Crash Recovery
The Problem#
Stateful stream processing keeps state in local memory — fast, but volatile. If the node crashes, all state is lost.
You need a way to recover without reprocessing everything from the beginning of time.
Checkpointing#
The processor periodically snapshots its local state and its current Kafka offset to durable storage (S3, HDFS).
Every 30 seconds → Node 2 writes to S3:
{
state: { card-456: 3, card-789: 1 },
offset: { partition: 2, offset: 1045 }
}
Both pieces are saved together atomically. You need both to recover correctly.
Crash Recovery: 3 Steps#
Node 2 crashes
↓
New node spins up
↓
1. Load state snapshot from S3
→ card-456: 3, card-789: 1
2. Resume Kafka consumption from checkpointed offset
→ partition 2, offset 1045
3. Reprocess events from offset 1045 onwards
→ rebuilds any state changes that happened after the last checkpoint
The gap between the last checkpoint and the crash is replayed from Kafka. State is fully restored.
Visualized#
sequenceDiagram
participant N as Node 2
participant S as S3 (checkpoint store)
participant K as Kafka Partition 2
N->>S: checkpoint (state + offset 1045)
Note over N: processes events 1045→1090
N-->>N: CRASH at offset 1090
Note over N: new node starts
N->>S: load checkpoint
S-->>N: state + offset 1045
N->>K: resume from offset 1045
K-->>N: replay events 1045→1090
Note over N: state fully restored Why Kafka Log Retention Matters#
Crash recovery replays events from the checkpointed offset. This only works if those events still exist in Kafka.

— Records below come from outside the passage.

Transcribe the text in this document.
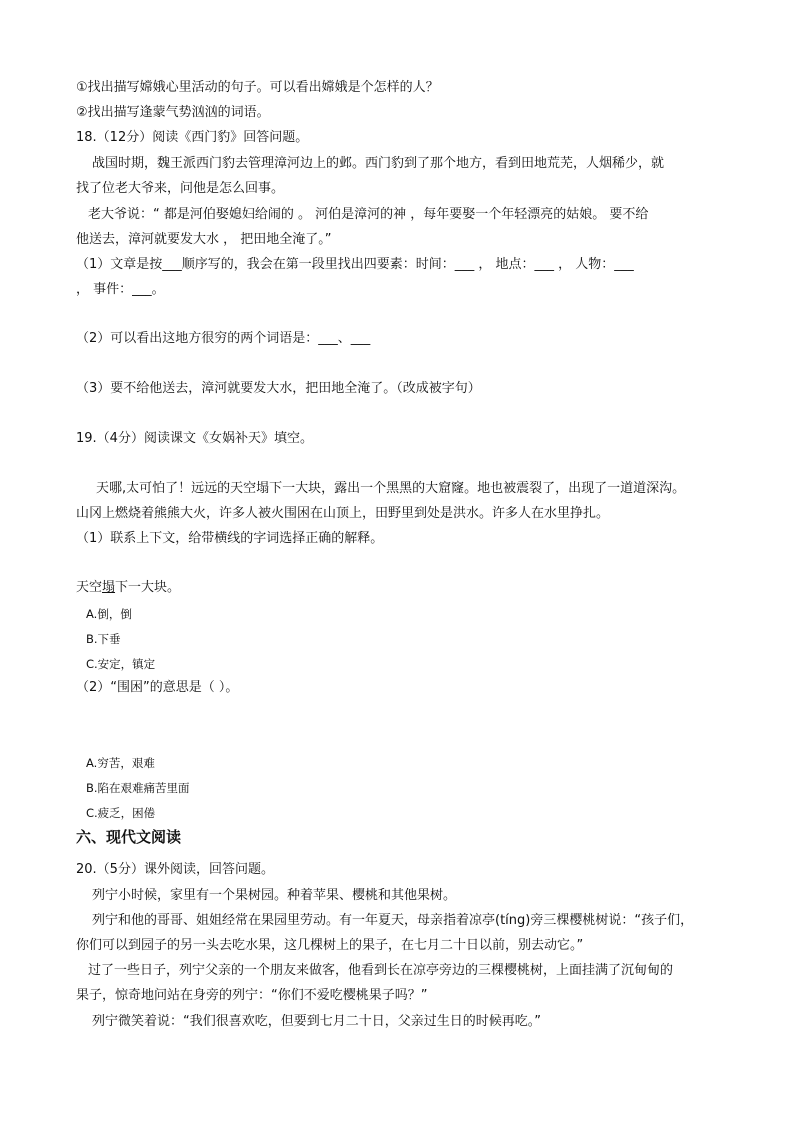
①找出描写嫦娥心里活动的句子。可以看出嫦娥是个怎样的人？
②找出描写逢蒙气势汹汹的词语。
18.（12分）阅读《西门豹》回答问题。
战国时期，魏王派西门豹去管理漳河边上的邺。西门豹到了那个地方，看到田地荒芜，人烟稀少，就
找了位老大爷来，问他是怎么回事。
老大爷说：“ 都是河伯娶媳妇给闹的 。 河伯是漳河的神 ，每年要娶一个年轻漂亮的姑娘。 要不给
他送去，漳河就要发大水 ， 把田地全淹了。”
（1）文章是按___顺序写的，我会在第一段里找出四要素：时间：___ ， 地点：___ ， 人物：___
， 事件：___。
（2）可以看出这地方很穷的两个词语是：___、___
（3）要不给他送去，漳河就要发大水，把田地全淹了。（改成被字句）
19.（4分）阅读课文《女娲补天》填空。
天哪,太可怕了！远远的天空塌下一大块，露出一个黑黑的大窟窿。地也被震裂了，出现了一道道深沟。
山冈上燃烧着熊熊大火，许多人被火围困在山顶上，田野里到处是洪水。许多人在水里挣扎。
（1）联系上下文，给带横线的字词选择正确的解释。
天空塌下一大块。
A.倒，倒
B.下垂
C.安定，镇定
（2）“围困”的意思是（ ）。
A.穷苦，艰难
B.陷在艰难痛苦里面
C.疲乏，困倦
六、现代文阅读
20.（5分）课外阅读，回答问题。
列宁小时候，家里有一个果树园。种着苹果、樱桃和其他果树。
列宁和他的哥哥、姐姐经常在果园里劳动。有一年夏天，母亲指着凉亭(tíng)旁三棵樱桃树说：“孩子们，
你们可以到园子的另一头去吃水果，这几棵树上的果子，在七月二十日以前，别去动它。”
过了一些日子，列宁父亲的一个朋友来做客，他看到长在凉亭旁边的三棵樱桃树，上面挂满了沉甸甸的
果子，惊奇地问站在身旁的列宁：“你们不爱吃樱桃果子吗？”
列宁微笑着说：“我们很喜欢吃，但要到七月二十日，父亲过生日的时候再吃。”
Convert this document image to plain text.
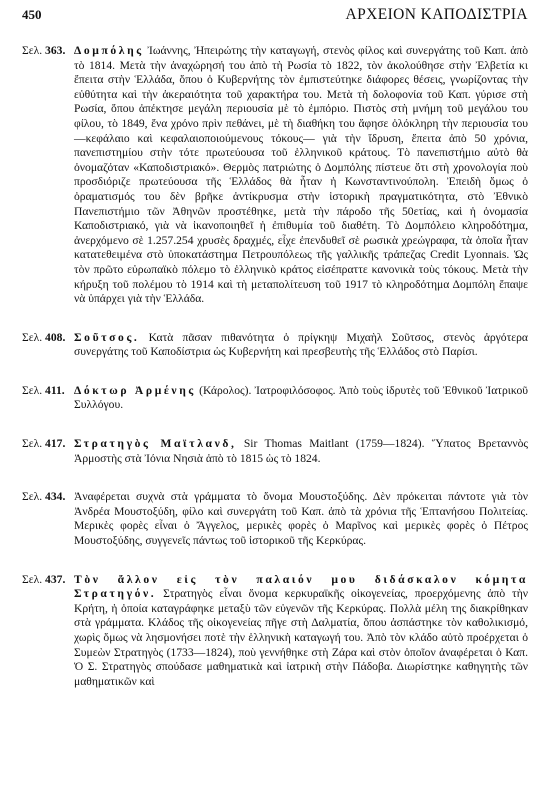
450	ΑΡΧΕΙΟΝ ΚΑΠΟΔΙΣΤΡΙΑ
Σελ. 363. Δομπόλης Ἰωάννης, Ἠπειρώτης τὴν καταγωγή, στενὸς φίλος καὶ συνεργάτης τοῦ Καπ. ἀπὸ τὸ 1814. Μετὰ τὴν ἀναχώρησή του ἀπὸ τὴ Ρωσία τὸ 1822, τὸν ἀκολούθησε στὴν Ἐλβετία κι ἔπειτα στὴν Ἑλλάδα, ὅπου ὁ Κυβερνήτης τὸν ἐμπιστεύτηκε διάφορες θέσεις, γνωρίζοντας τὴν εὐθύτητα καὶ τὴν ἀκεραιότητα τοῦ χαρακτήρα του. Μετὰ τὴ δολοφονία τοῦ Καπ. γύρισε στὴ Ρωσία, ὅπου ἀπέκτησε μεγάλη περιουσία μὲ τὸ ἐμπόριο. Πιστὸς στὴ μνήμη τοῦ μεγάλου του φίλου, τὸ 1849, ἕνα χρόνο πρὶν πεθάνει, μὲ τὴ διαθήκη του ἄφησε ὁλόκληρη τὴν περιουσία του —κεφάλαιο καὶ κεφαλαιοποιούμενους τόκους— γιὰ τὴν ἵδρυση, ἔπειτα ἀπὸ 50 χρόνια, πανεπιστημίου στὴν τότε πρωτεύουσα τοῦ ἑλληνικοῦ κράτους. Τὸ πανεπιστήμιο αὐτὸ θὰ ὀνομαζόταν «Καποδιστριακό». Θερμὸς πατριώτης ὁ Δομπόλης πίστευε ὅτι στὴ χρονολογία ποὺ προσδιόριζε πρωτεύουσα τῆς Ἑλλάδος θὰ ἦταν ἡ Κωνσταντινούπολη. Ἐπειδὴ ὅμως ὁ ὁραματισμός του δὲν βρῆκε ἀντίκρυσμα στὴν ἱστορικὴ πραγματικότητα, στὸ Ἐθνικὸ Πανεπιστήμιο τῶν Ἀθηνῶν προστέθηκε, μετὰ τὴν πάροδο τῆς 50ετίας, καὶ ἡ ὀνομασία Καποδιστριακό, γιὰ νὰ ἱκανοποιηθεῖ ἡ ἐπιθυμία τοῦ διαθέτη. Τὸ Δομπόλειο κληροδότημα, ἀνερχόμενο σὲ 1.257.254 χρυσὲς δραχμές, εἶχε ἐπενδυθεῖ σὲ ρωσικὰ χρεώγραφα, τὰ ὁποῖα ἦταν κατατεθειμένα στὸ ὑποκατάστημα Πετρουπόλεως τῆς γαλλικῆς τράπεζας Credit Lyonnais. Ὡς τὸν πρῶτο εὐρωπαϊκὸ πόλεμο τὸ ἑλληνικὸ κράτος εἰσέπραττε κανονικὰ τοὺς τόκους. Μετὰ τὴν κήρυξη τοῦ πολέμου τὸ 1914 καὶ τὴ μεταπολίτευση τοῦ 1917 τὸ κληροδότημα Δομπόλη ἔπαψε νὰ ὑπάρχει γιὰ τὴν Ἑλλάδα.
Σελ. 408. Σοῦτσος. Κατὰ πᾶσαν πιθανότητα ὁ πρίγκηψ Μιχαὴλ Σοῦτσος, στενὸς ἀργότερα συνεργάτης τοῦ Καποδίστρια ὡς Κυβερνήτη καὶ πρεσβευτὴς τῆς Ἑλλάδος στὸ Παρίσι.
Σελ. 411. Δόκτωρ Ἀρμένης (Κάρολος). Ἰατροφιλόσοφος. Ἀπὸ τοὺς ἱδρυτὲς τοῦ Ἐθνικοῦ Ἰατρικοῦ Συλλόγου.
Σελ. 417. Στρατηγὸς Μαϊτλανδ, Sir Thomas Maitlant (1759—1824). Ὕπατος Βρεταννὸς Ἁρμοστὴς στὰ Ἰόνια Νησιὰ ἀπὸ τὸ 1815 ὡς τὸ 1824.
Σελ. 434. Ἀναφέρεται συχνὰ στὰ γράμματα τὸ ὄνομα Μουστοξύδης. Δὲν πρόκειται πάντοτε γιὰ τὸν Ἀνδρέα Μουστοξύδη, φίλο καὶ συνεργάτη τοῦ Καπ. ἀπὸ τὰ χρόνια τῆς Ἑπτανήσου Πολιτείας. Μερικὲς φορὲς εἶναι ὁ Ἄγγελος, μερικὲς φορὲς ὁ Μαρῖνος καὶ μερικὲς φορὲς ὁ Πέτρος Μουστοξύδης, συγγενεῖς πάντως τοῦ ἱστορικοῦ τῆς Κερκύρας.
Σελ. 437. Τὸν ἄλλον εἰς τὸν παλαιόν μου διδάσκαλον κόμητα Στρατηγόν. Στρατηγὸς εἶναι ὄνομα κερκυραϊκῆς οἰκογενείας, προερχόμενης ἀπὸ τὴν Κρήτη, ἡ ὁποία καταγράφηκε μεταξὺ τῶν εὐγενῶν τῆς Κερκύρας. Πολλὰ μέλη της διακρίθηκαν στὰ γράμματα. Κλάδος τῆς οἰκογενείας πῆγε στὴ Δαλματία, ὅπου ἀσπάστηκε τὸν καθολικισμό, χωρὶς ὅμως νὰ λησμονήσει ποτὲ τὴν ἑλληνικὴ καταγωγή του. Ἀπὸ τὸν κλάδο αὐτὸ προέρχεται ὁ Συμεὼν Στρατηγὸς (1733—1824), ποὺ γεννήθηκε στὴ Ζάρα καὶ στὸν ὁποῖον ἀναφέρεται ὁ Καπ. Ὁ Σ. Στρατηγὸς σπούδασε μαθηματικὰ καὶ ἰατρικὴ στὴν Πάδοβα. Διωρίστηκε καθηγητὴς τῶν μαθηματικῶν καὶ
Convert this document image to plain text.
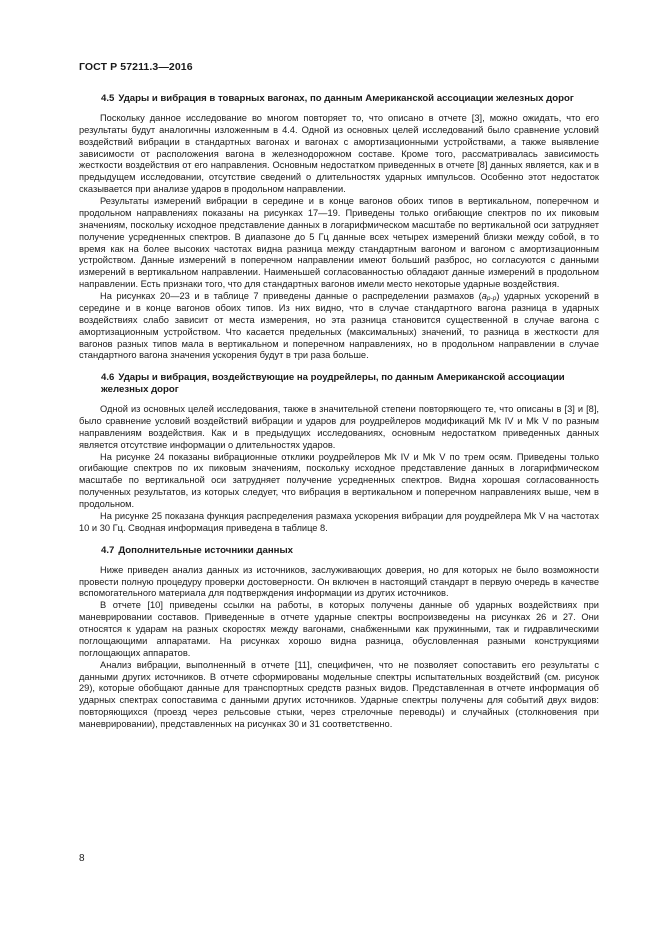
ГОСТ Р 57211.3—2016
4.5 Удары и вибрация в товарных вагонах, по данным Американской ассоциации железных дорог

Поскольку данное исследование во многом повторяет то, что описано в отчете [3], можно ожидать, что его результаты будут аналогичны изложенным в 4.4. Одной из основных целей исследований было сравнение условий воздействий вибрации в стандартных вагонах и вагонах с амортизационными устройствами, а также выявление зависимости от расположения вагона в железнодорожном составе. Кроме того, рассматривалась зависимость жесткости воздействия от его направления. Основным недостатком приведенных в отчете [8] данных является, как и в предыдущем исследовании, отсутствие сведений о длительностях ударных импульсов. Особенно этот недостаток сказывается при анализе ударов в продольном направлении.

Результаты измерений вибрации в середине и в конце вагонов обоих типов в вертикальном, поперечном и продольном направлениях показаны на рисунках 17—19. Приведены только огибающие спектров по их пиковым значениям, поскольку исходное представление данных в логарифмическом масштабе по вертикальной оси затрудняет получение усредненных спектров. В диапазоне до 5 Гц данные всех четырех измерений близки между собой, в то время как на более высоких частотах видна разница между стандартным вагоном и вагоном с амортизационным устройством. Данные измерений в поперечном направлении имеют больший разброс, но согласуются с данными измерений в вертикальном направлении. Наименьшей согласованностью обладают данные измерений в продольном направлении. Есть признаки того, что для стандартных вагонов имели место некоторые ударные воздействия.

На рисунках 20—23 и в таблице 7 приведены данные о распределении размахов $(a_{p-p})$ ударных ускорений в середине и в конце вагонов обоих типов. Из них видно, что в случае стандартного вагона разница в ударных воздействиях слабо зависит от места измерения, но эта разница становится существенной в случае вагона с амортизационным устройством. Что касается предельных (максимальных) значений, то разница в жесткости для вагонов разных типов мала в вертикальном и поперечном направлениях, но в продольном направлении в случае стандартного вагона значения ускорения будут в три раза больше.

4.6 Удары и вибрация, воздействующие на роудрейлеры, по данным Американской ассоциации железных дорог

Одной из основных целей исследования, также в значительной степени повторяющего те, что описаны в [3] и [8], было сравнение условий воздействий вибрации и ударов для роудрейлеров модификаций Mk IV и Mk V по разным направлениям воздействия. Как и в предыдущих исследованиях, основным недостатком приведенных данных является отсутствие информации о длительностях ударов.

На рисунке 24 показаны вибрационные отклики роудрейлеров Mk IV и Mk V по трем осям. Приведены только огибающие спектров по их пиковым значениям, поскольку исходное представление данных в логарифмическом масштабе по вертикальной оси затрудняет получение усредненных спектров. Видна хорошая согласованность полученных результатов, из которых следует, что вибрация в вертикальном и поперечном направлениях выше, чем в продольном.

На рисунке 25 показана функция распределения размаха ускорения вибрации для роудрейлера Mk V на частотах 10 и 30 Гц. Сводная информация приведена в таблице 8.

4.7 Дополнительные источники данных

Ниже приведен анализ данных из источников, заслуживающих доверия, но для которых не было возможности провести полную процедуру проверки достоверности. Он включен в настоящий стандарт в первую очередь в качестве вспомогательного материала для подтверждения информации из других источников.

В отчете [10] приведены ссылки на работы, в которых получены данные об ударных воздействиях при маневрировании составов. Приведенные в отчете ударные спектры воспроизведены на рисунках 26 и 27. Они относятся к ударам на разных скоростях между вагонами, снабженными как пружинными, так и гидравлическими поглощающими аппаратами. На рисунках хорошо видна разница, обусловленная разными конструкциями поглощающих аппаратов.

Анализ вибрации, выполненный в отчете [11], специфичен, что не позволяет сопоставить его результаты с данными других источников. В отчете сформированы модельные спектры испытательных воздействий (см. рисунок 29), которые обобщают данные для транспортных средств разных видов. Представленная в отчете информация об ударных спектрах сопоставима с данными других источников. Ударные спектры получены для событий двух видов: повторяющихся (проезд через рельсовые стыки, через стрелочные переводы) и случайных (столкновения при маневрировании), представленных на рисунках 30 и 31 соответственно.

8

If Kafka has already deleted events older than 1 day, but your checkpoint is 3 days old — recovery fails.
Rule: Kafka retention must be longer than the maximum time between a valid checkpoint and a crash. In practice, keep retention at least 7 days for any stateful job.
Key Properties#
| Property | Detail |
|---|---|
| Checkpoint stores | State snapshot + Kafka offset |
| Storage target | S3, HDFS, or RocksDB (local disk) |
| Checkpoint interval | Configurable — tradeoff between recovery time and overhead |
| Recovery guarantee | At-least-once (events since last checkpoint are replayed) |
| Exactly-once | Possible with two-phase commit (Flink supports this) |
One-Line Summary#
Checkpointing saves state + offset to durable storage so a crashed node can resume exactly where it left off, replaying only the gap from Kafka.